March 22, 2015
Dear Rose,
How are you? I'm trying to uplift my spirits. I'm trying to feel happier. Alisha, Michelle's adorable, adorable, little girl just left for her trip back to Australia. She's the funniest little girl I've ever encountered. If there's a little girl who knows how to use her charms, it's definitely her. I don't know when she and her mum will be back. Hopefully, it'll be soon. At almost a year and half, she's feisty and knows what she wants and doesn't want - in terms of food and what she wants to do. To top it all, she has so much energy enough to last us for 3 days. Hahaha Age oh age!
This is her:
I wonder how grandma feels. But it's good that she has this wonderful ability to just take things in stride and just take things as they are. If I were in her place, I would definitely feel crushed knowing that the bond I should be sharing with my own child is someone else's joy. But that's her. Ever since I met her out here again, she's always been such a jolly person - laughs at almost every little thing. That's probably why she still looks like she's in her 30s or 40s at close to 70. The years are going by so fast and pretty soon we'll reach that age too.

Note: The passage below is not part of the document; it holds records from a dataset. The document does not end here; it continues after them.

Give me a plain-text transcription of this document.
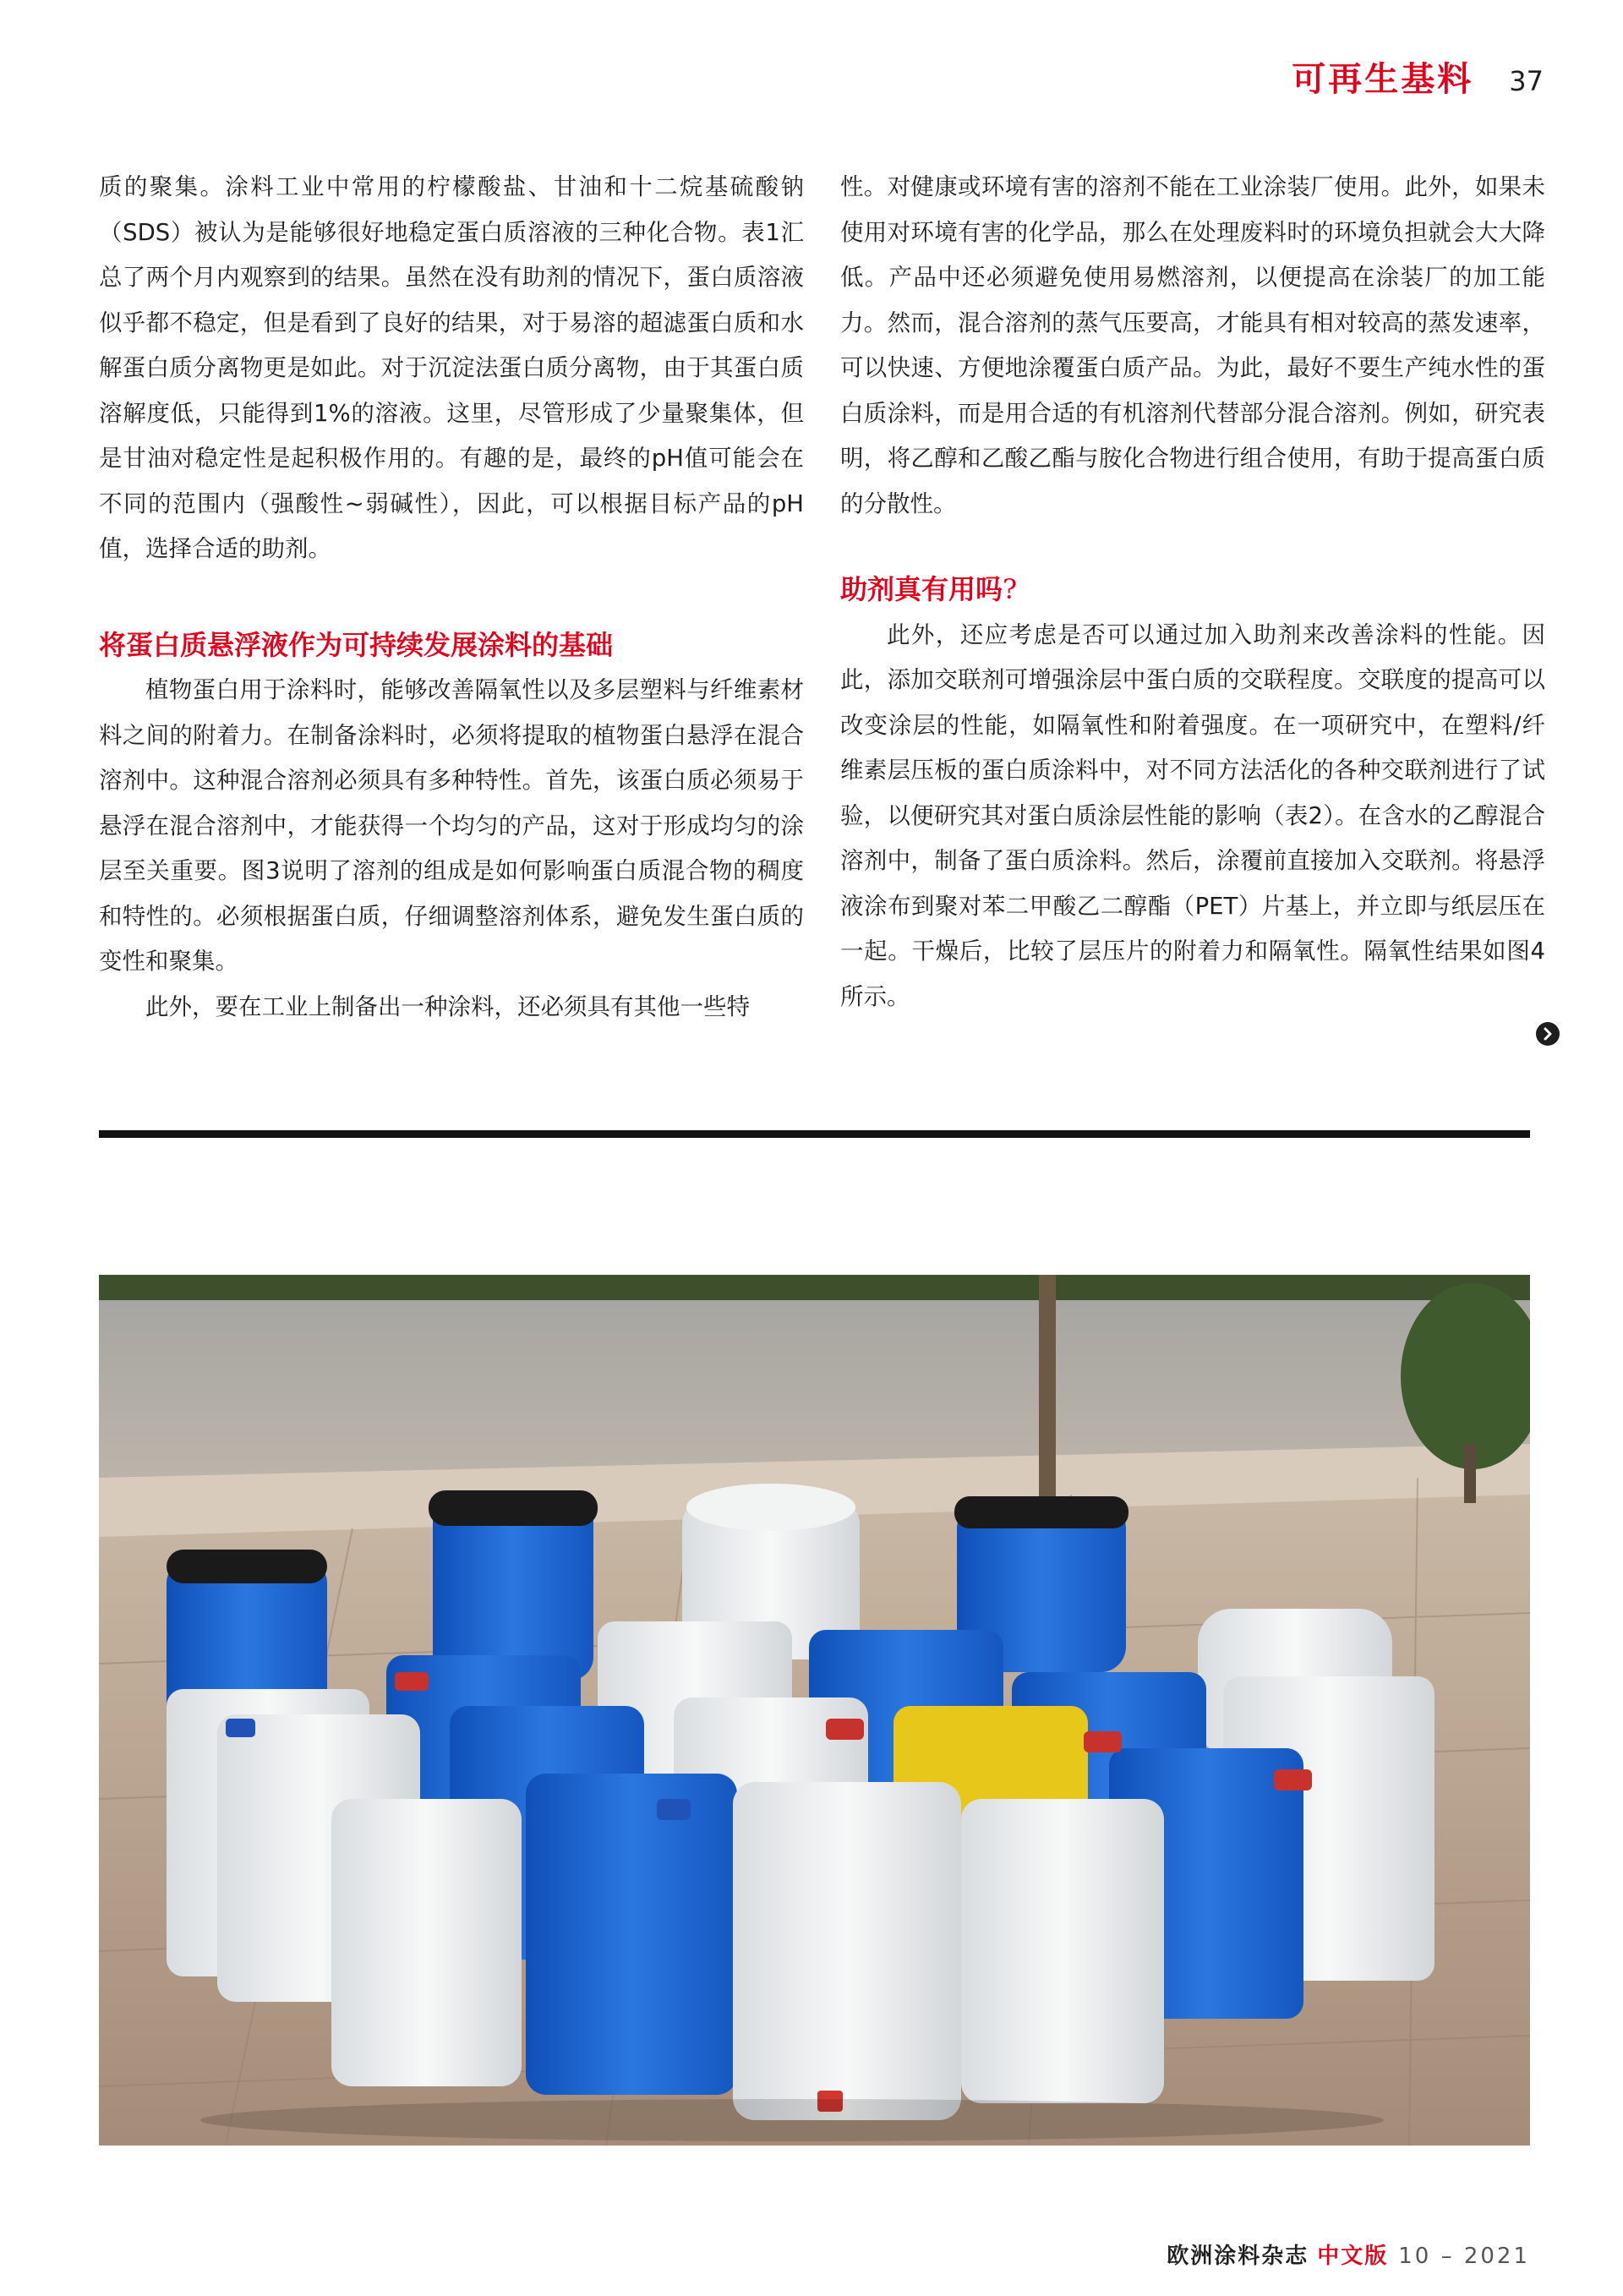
可再生基料 37

质的聚集。涂料工业中常用的柠檬酸盐、甘油和十二烷基硫酸钠（SDS）被认为是能够很好地稳定蛋白质溶液的三种化合物。表1汇总了两个月内观察到的结果。虽然在没有助剂的情况下，蛋白质溶液似乎都不稳定，但是看到了良好的结果，对于易溶的超滤蛋白质和水解蛋白质分离物更是如此。对于沉淀法蛋白质分离物，由于其蛋白质溶解度低，只能得到1%的溶液。这里，尽管形成了少量聚集体，但是甘油对稳定性是起积极作用的。有趣的是，最终的pH值可能会在不同的范围内（强酸性~弱碱性），因此，可以根据目标产品的pH值，选择合适的助剂。

将蛋白质悬浮液作为可持续发展涂料的基础

植物蛋白用于涂料时，能够改善隔氧性以及多层塑料与纤维素材料之间的附着力。在制备涂料时，必须将提取的植物蛋白悬浮在混合溶剂中。这种混合溶剂必须具有多种特性。首先，该蛋白质必须易于悬浮在混合溶剂中，才能获得一个均匀的产品，这对于形成均匀的涂层至关重要。图3说明了溶剂的组成是如何影响蛋白质混合物的稠度和特性的。必须根据蛋白质，仔细调整溶剂体系，避免发生蛋白质的变性和聚集。

此外，要在工业上制备出一种涂料，还必须具有其他一些特

性。对健康或环境有害的溶剂不能在工业涂装厂使用。此外，如果未使用对环境有害的化学品，那么在处理废料时的环境负担就会大大降低。产品中还必须避免使用易燃溶剂，以便提高在涂装厂的加工能力。然而，混合溶剂的蒸气压要高，才能具有相对较高的蒸发速率，可以快速、方便地涂覆蛋白质产品。为此，最好不要生产纯水性的蛋白质涂料，而是用合适的有机溶剂代替部分混合溶剂。例如，研究表明，将乙醇和乙酸乙酯与胺化合物进行组合使用，有助于提高蛋白质的分散性。

助剂真有用吗?

此外，还应考虑是否可以通过加入助剂来改善涂料的性能。因此，添加交联剂可增强涂层中蛋白质的交联程度。交联度的提高可以改变涂层的性能，如隔氧性和附着强度。在一项研究中，在塑料/纤维素层压板的蛋白质涂料中，对不同方法活化的各种交联剂进行了试验，以便研究其对蛋白质涂层性能的影响（表2）。在含水的乙醇混合溶剂中，制备了蛋白质涂料。然后，涂覆前直接加入交联剂。将悬浮液涂布到聚对苯二甲酸乙二醇酯（PET）片基上，并立即与纸层压在一起。干燥后，比较了层压片的附着力和隔氧性。隔氧性结果如图4所示。

欧洲涂料杂志 中文版 10 – 2021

I wonder how we'll both be. Will I finally be able to be at peace with that past we've all had? Maybe. It definitely is something to look forward to. The painful memories will always be there but then there are always more good and beautiful memories to look forward to. I want you to have the same thing. I don't know if we're both alike in that we harbor resentment. It isn't good and that's why I'm working on just healing myself. Life is good and if marred with bitter memories those don't make for an ideal life.
I want to just live life. There's just so much to do - music, art, wood work like picture frames and dollhouses, etc. I'll let you know what happens. For now, I'm concentrating on improving my guitar skills. I can strum and pluck a bit and the internet is full of tutorials it'd be the best way to learn; that and daily practice. Writing daily - to you (lol or whoever) and a bit of painting here and there. Nothing serious.
Anyways, it's Monday. Hope you enjoy the week. For me, it's the start of the work week - Mondays are like dreadful things because it signals the end of the weekend, the start of work and being serious, the end of play and art. But then after work each day, I look forward to going home and deciding what I want to do.